Currently, the adidas AG Executive Board comprises the CEO as well
as three further members
/
SEE EXECUTIVE BOARD, P. 40. Executive Board
members may be appointed for a maximum period of five years. Such
appointments may be renewed and the terms of office may be extended,
provided that no term exceeds five years.
The Supervisory Board may revoke the appointment of an individual
as member of the Executive Board or CEO for good cause, such as
gross negligence of duties or a vote of no confidence by the Annual
General Meeting. As adidas AG is subject to the regulations of the
German Co-Determination Act (Mitbestimmungsgesetz – MitbestG),
the appointment of Executive Board members and also their dismissal
requires a majority of at least two thirds of the Supervisory Board
members (§ 31 MitbestG). If such a majority is not established in the first
vote by the Supervisory Board, the Mediation Committee has to present
a proposal which, however, does not exclude other proposals. The
appointment or dismissal is then made in a second vote with a simple
majority of the votes cast by the Supervisory Board members. Should
the required majority not be established in this case either, a third vote,
again requiring a simple majority, must be held in which, however, the
Chairman of the Supervisory Board has two votes.
Furthermore, the Fuerth, Germany, local court shall, pursuant to § 85
section 1 AktG, in urgent cases, make the necessary appointment upon
application by any party involved, if the Executive Board does not have
the required number of members.
Amendments to the Articles of Association
Pursuant to § 179 section 1 sentence 1 AktG, the Articles of Association
of adidas AG can, in principle, only be amended by a resolution passed
by the Annual General Meeting. Pursuant to § 21 section 3 of the Articles
of Association in conjunction with § 179 section 2 sentence 2 AktG,
the Annual General Meeting of adidas AG principally resolves upon
amendments to the Articles of Association with a simple majority of the
votes cast and with a simple majority of the nominal capital represented
when passing the resolution. If mandatory legal provisions stipulate
a larger majority of voting rights or capital, this is applicable. When it
comes to amendments solely relating to the wording, the Supervisory
Board is, however, authorised to make these modifications in accordance
with § 179 section 1 sentence 2 AktG in conjunction with § 10 section 1 of
the Articles of Association.
Authorisation of the Executive Board to issue shares
The authorisations of the Executive Board are regulated by §§ 76 et seq.
AktG in conjunction with § 7 of the Articles of Association. The Executive
Board is responsible, in particular, for managing the company and
represents the company judicially and extra-judicially.

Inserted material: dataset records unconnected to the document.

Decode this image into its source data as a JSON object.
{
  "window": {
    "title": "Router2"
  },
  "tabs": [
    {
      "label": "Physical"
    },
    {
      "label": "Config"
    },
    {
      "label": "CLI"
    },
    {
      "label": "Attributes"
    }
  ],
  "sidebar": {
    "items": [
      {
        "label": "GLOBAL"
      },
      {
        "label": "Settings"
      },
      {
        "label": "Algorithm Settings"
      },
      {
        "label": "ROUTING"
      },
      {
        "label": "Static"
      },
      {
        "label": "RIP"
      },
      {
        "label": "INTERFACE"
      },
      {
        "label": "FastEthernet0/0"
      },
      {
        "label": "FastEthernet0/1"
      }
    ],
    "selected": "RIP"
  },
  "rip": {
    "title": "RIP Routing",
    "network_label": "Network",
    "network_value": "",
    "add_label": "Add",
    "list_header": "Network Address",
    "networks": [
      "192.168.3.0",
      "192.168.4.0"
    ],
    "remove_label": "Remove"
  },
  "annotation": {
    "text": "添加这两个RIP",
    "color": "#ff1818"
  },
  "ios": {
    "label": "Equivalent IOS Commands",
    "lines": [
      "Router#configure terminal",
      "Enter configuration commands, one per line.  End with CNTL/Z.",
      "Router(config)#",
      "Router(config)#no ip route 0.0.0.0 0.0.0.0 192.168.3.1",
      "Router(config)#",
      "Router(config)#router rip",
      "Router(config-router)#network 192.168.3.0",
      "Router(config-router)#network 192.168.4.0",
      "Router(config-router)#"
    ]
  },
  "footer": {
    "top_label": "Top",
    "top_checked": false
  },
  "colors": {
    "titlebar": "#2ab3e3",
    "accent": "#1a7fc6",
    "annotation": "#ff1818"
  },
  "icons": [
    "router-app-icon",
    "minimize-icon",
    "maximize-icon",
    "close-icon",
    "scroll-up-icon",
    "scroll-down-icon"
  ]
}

The authorisation of the Executive Board to issue shares is regulated by
§ 4 of the Articles of Association and by statutory provisions:
Authorised Capital
/
Until June 21, 2014, the Executive Board is authorised to increase the
nominal capital, subject to Supervisory Board approval, by issuing
new shares against contributions in cash once or several times by no
more than € 50,000,000 altogether (Authorised Capital 2009/I).
/
Until July 4, 2014, the Executive Board is authorised to increase the
nominal capital, subject to Supervisory Board approval, by issuing
new shares against contributions in kind once or several times by no
more than € 25,000,000 altogether (Authorised Capital 2011).
/
Until July 12, 2015, the Executive Board is authorised to increase the
nominal capital, subject to Supervisory Board approval, by issuing
new shares against contributions in cash once or several times by no
more than € 20,000,000 altogether (Authorised Capital 2010).

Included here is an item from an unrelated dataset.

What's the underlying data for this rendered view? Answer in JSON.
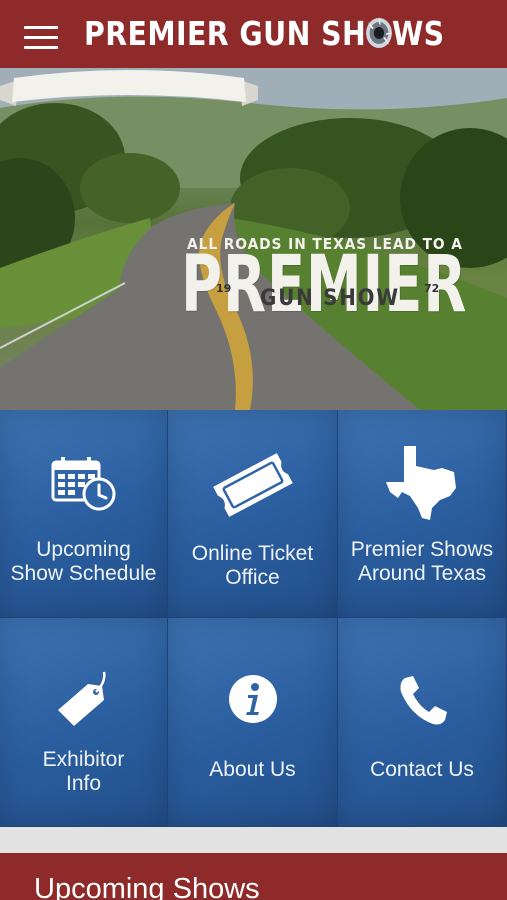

Subject to Supervisory Board approval, shareholders’ subscription
rights may be excluded in certain cases for each of the above-mentioned
authorisations
/
SEE NOTE 26, P. 221.
Contingent Capital
/
Based on the resolution by the Annual General Meeting of May 6,
2010, the Executive Board is authorised, subject to Supervisory Board
approval, to issue bonds with warrants and/or convertible bonds by
the company or affiliated companies once or several times in the total
amount of up to € 1.5 billion, with or without a limited term, against
contributions in cash and to accept guarantee of such bonds issued
by affiliated companies until May 5, 2015. Furthermore, the Executive
Board is authorised, subject to Supervisory Board approval, to grant
to bondholders or bond creditors subscription or conversion rights
relating to no more than a total of 36,000,000 shares in compliance
with the corresponding conditions of the bonds.

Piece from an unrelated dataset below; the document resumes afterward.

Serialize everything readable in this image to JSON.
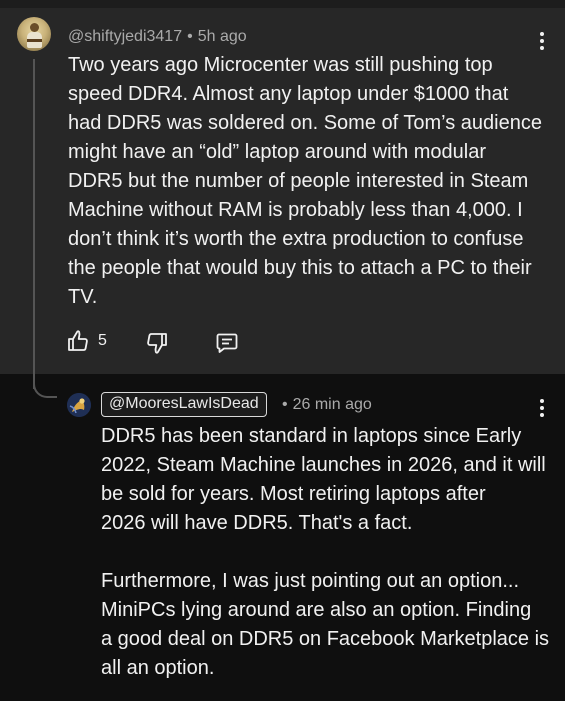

For this purpose, the nominal capital was conditionally increased by
up to € 36,000,000 (Contingent Capital 2010). The Executive Board
is authorised, subject to Supervisory Board approval, to exclude
shareholders’ subscription rights for fractional amounts. The
authorisation also provides for excluding shareholders’ subscription
rights insofar as this is necessary for granting subscription rights
to which holders or creditors of bonds already issued before are
entitled. Furthermore, the Executive Board is authorised, subject
to Supervisory Board approval, to also exclude shareholders
subscription rights if the issue price of the bonds is not significantly
below the market value of these bonds and the number of shares to
be issued does not exceed 10% of the nominal capital. The issuance of
new shares or the use of treasury shares must be taken into account
when calculating the limit of 10% in certain specific cases.